Global South convenes on AI safety and governance
The Conclave brings together a diverse roster of international and Indian experts, policymakers and civil society representatives. Speakers include Thiru Dr. T.R.B. Rajaa (Tamil Nadu Minister for Industries, Investment Promotion & Commerce), Prof. V. Kamakoti (Director, IIT Madras), Sriraam Natarajan (University of Texas at Dallas) and Prof. Balaraman Ravindran (Head, WSAI, IIT Madras), who chairs the Safe & Trusted AI Working Group.
Organisers emphasise that holding the India-AI Summit in the Global South for the first time elevates regional perspectives on AI safety, enabling solutions that reflect socio-economic diversity and technology access realities across developing countries.
Translating principles into practice
Panels and working sessions will focus on operationalising core responsible AI principles fairness, accountability, transparency and robustness into governance models that are enforceable and scalable. Delegates will examine regulatory roadmaps, audit frameworks, incident response mechanisms and public-interest redressal channels tailored to different legal systems.
The working agenda centres on moving beyond high-level declarations to concrete tools such as certification schemes, compliance checklists, and interoperable standards that regulators and industry can adopt.
Building an AI Safety Commons for the Global South
A major objective is to advance an “AI Safety Commons” a shared platform of datasets, benchmarks and governance resources that the Global South can use to develop safer AI systems. Experts will discuss mechanisms for curated, privacy-preserving datasets, context-appropriate evaluation metrics, and cooperative benchmark development that avoids bias toward high-resource settings.
Speakers will explore how shared infrastructure can accelerate trustworthy AI research while protecting sensitive data and respecting domestic legal frameworks.
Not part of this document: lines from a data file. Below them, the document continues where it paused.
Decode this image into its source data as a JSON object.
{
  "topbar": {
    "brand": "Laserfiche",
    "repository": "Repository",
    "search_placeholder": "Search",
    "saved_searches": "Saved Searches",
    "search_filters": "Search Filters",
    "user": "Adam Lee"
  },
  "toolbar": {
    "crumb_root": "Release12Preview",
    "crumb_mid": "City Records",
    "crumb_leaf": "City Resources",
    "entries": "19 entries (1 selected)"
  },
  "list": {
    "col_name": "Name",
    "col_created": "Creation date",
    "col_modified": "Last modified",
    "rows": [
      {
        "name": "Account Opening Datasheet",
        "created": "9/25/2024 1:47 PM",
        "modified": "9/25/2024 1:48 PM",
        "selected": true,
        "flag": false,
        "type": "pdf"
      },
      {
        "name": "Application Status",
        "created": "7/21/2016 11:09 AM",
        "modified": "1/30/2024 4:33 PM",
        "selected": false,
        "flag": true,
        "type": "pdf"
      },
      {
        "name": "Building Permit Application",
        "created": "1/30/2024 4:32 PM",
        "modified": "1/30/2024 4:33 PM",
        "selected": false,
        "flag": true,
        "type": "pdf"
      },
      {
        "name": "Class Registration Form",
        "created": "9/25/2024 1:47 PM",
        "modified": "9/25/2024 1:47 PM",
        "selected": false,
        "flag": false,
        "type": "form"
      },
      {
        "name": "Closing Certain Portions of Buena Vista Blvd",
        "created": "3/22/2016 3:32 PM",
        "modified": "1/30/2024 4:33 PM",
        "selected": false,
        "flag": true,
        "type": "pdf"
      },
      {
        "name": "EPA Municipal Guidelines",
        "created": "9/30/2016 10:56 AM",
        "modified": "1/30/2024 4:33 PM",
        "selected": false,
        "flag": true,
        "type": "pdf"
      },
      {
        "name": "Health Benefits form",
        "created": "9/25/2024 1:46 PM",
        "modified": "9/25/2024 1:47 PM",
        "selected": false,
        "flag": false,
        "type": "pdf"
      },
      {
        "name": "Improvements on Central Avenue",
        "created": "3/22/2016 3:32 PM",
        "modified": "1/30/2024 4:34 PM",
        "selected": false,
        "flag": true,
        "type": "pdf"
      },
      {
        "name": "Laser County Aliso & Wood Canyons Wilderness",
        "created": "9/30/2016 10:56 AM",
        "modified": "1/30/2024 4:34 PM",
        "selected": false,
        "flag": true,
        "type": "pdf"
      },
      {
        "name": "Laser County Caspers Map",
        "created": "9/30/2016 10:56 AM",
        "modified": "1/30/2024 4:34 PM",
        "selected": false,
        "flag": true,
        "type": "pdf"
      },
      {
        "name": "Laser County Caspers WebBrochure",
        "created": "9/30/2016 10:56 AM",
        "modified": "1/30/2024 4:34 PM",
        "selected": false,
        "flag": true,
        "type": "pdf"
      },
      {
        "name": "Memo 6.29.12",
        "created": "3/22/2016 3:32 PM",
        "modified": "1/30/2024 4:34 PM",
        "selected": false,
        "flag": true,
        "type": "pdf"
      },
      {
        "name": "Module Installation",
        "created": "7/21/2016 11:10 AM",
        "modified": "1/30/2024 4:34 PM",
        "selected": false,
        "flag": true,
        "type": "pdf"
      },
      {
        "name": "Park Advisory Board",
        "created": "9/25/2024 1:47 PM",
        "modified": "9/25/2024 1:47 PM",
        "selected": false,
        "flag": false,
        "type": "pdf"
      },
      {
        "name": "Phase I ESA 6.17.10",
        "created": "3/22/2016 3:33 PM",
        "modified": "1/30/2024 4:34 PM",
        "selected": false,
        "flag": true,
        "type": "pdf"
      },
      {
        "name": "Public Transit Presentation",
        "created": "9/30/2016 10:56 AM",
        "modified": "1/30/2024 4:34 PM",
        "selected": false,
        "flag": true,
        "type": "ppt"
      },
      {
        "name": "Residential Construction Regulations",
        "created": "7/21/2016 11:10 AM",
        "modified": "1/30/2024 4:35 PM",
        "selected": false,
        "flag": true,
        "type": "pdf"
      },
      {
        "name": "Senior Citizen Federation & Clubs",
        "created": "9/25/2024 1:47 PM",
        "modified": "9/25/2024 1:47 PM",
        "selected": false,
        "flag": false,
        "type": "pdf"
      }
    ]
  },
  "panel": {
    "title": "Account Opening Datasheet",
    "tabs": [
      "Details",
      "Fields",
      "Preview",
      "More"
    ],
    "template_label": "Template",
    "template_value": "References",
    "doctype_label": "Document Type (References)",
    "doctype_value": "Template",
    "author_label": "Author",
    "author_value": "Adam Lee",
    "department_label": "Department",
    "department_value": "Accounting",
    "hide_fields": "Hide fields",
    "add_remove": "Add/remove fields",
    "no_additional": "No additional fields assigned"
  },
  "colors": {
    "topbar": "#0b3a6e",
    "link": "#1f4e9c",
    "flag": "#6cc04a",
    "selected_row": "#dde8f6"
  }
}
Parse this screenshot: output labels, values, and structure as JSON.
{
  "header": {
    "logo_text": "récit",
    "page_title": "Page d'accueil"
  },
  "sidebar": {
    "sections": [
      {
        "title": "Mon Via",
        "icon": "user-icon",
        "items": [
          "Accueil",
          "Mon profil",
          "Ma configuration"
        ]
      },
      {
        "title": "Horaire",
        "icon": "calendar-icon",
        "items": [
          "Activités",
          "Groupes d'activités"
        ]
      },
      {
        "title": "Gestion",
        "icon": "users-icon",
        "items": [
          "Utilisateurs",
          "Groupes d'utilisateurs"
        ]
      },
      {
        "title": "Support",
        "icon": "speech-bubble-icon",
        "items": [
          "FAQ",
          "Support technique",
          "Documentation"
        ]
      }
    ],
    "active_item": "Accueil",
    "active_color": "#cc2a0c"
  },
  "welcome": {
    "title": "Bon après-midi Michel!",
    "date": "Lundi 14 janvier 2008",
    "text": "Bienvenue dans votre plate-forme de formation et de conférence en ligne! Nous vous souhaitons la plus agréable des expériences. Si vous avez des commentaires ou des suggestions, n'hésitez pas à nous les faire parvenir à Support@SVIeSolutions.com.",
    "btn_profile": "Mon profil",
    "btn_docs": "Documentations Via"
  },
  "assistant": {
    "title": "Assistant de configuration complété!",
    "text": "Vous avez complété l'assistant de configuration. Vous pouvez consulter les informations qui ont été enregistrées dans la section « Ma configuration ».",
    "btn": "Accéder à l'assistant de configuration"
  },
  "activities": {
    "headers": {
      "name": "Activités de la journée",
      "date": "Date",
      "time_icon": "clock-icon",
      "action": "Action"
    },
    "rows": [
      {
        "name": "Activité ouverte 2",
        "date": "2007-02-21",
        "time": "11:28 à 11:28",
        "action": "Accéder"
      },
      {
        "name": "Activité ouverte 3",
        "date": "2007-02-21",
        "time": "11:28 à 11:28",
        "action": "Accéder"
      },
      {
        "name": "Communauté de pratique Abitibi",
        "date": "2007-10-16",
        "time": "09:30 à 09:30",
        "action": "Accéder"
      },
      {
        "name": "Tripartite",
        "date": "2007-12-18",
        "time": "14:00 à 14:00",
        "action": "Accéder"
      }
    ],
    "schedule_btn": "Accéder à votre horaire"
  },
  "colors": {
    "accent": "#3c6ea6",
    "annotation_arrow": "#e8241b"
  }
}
Working Group: shaping the India-AI Summit roadmap
The closed-door Safe & Trusted AI Working Group, chaired by Prof. Ravindran, will synthesise the Conclave’s recommendations and identify priority deliverables for the India-AI Impact Summit 2026. Outcomes are expected to include draft policy templates, capacity-building modules, and proposals for multi-stakeholder pilot projects aimed at validating governance tools in real-world deployments.
These deliverables will be presented to Summit organisers as inputs to the larger February event at Bharat Mandapam, aligning national and international efforts on AI governance.
Cross-sectoral participation and capacity building
Attendance spans government (MeitY officials and IndiaAI Mission members), industry leaders, research institutions, civil society and international organisations. Sessions will highlight capacity needs regulatory training, audit expertise, and localised research capacity with proposals for joint fellowships, exchange programmes and technical assistance for low-resource jurisdictions.
Why this matters
As AI systems permeate public services and private platforms, establishing pragmatic governance that safeguards rights while enabling innovation is critical. The Chennai Conclave represents a tactical move to align global expertise around context-sensitive policy instruments an effort that could set benchmarks for other Global South nations pursuing responsible AI at scale.
The Conclave’s outputs will help shape the India-AI Impact Summit 2026 and contribute to global debates on making AI safe, trusted and inclusive.